I will bet after chbare's query, that someone is madly using Google to explain (exactly how oxygen shut's down the respiratory drive in acute, severe respiratory distress)

I have always wondered why EMS has jumped onto this mag sulfate band wagon with such vigour, as in most ER (that I have worked) we rarely used mag sulfate. Studies and because of the multiple pharmacological interventions of beta agonist and anticholinergics plus mag sulf, its very difficult to make any real conclusions, although I have heard from a few paramedics that swear that suddenly, after 15 minutes post administration of the triple treatment their patient rapidly improved ?
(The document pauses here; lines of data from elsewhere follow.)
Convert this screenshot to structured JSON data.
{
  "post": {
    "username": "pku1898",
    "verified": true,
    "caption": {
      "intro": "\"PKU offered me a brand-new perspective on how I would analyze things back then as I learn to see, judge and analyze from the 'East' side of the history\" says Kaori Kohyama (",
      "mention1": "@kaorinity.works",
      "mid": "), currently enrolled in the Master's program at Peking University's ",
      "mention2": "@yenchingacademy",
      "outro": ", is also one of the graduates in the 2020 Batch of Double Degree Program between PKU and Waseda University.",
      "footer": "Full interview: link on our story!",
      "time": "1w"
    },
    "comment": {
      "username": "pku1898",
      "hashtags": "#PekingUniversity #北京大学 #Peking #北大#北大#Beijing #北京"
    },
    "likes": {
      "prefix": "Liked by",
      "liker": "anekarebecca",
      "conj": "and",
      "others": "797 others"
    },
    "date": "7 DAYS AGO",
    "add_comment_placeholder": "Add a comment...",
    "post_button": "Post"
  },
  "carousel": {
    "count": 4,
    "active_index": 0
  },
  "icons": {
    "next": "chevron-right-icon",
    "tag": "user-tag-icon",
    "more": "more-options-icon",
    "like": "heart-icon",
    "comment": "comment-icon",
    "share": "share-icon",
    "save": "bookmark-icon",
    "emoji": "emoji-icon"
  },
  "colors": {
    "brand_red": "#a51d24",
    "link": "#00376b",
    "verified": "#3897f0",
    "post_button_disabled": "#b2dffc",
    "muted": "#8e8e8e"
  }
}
I don't know but my wife is an example of having a respiratory issue with mag. She was admitted into the hospital last thursday with contractions. She's 2 months early. They start her on Mag Sulfate in her hospital room and her pulse ox drops dramatically while on the mag. I wasn't there so I don't know how that happened but it was a significant enough drop that the nurse refused the doctors orders to restart the mag.

They put her on PRocardia for the contractions and they let up significantly but not without the procardia side effects to my wifes body.

So can someone tell me why the mag dropped her Oxy sats? I can't remember and my books are of no help because they are all on the way to Eydawns house via the USPS who I hope gets them delivered before they go into shut down mode.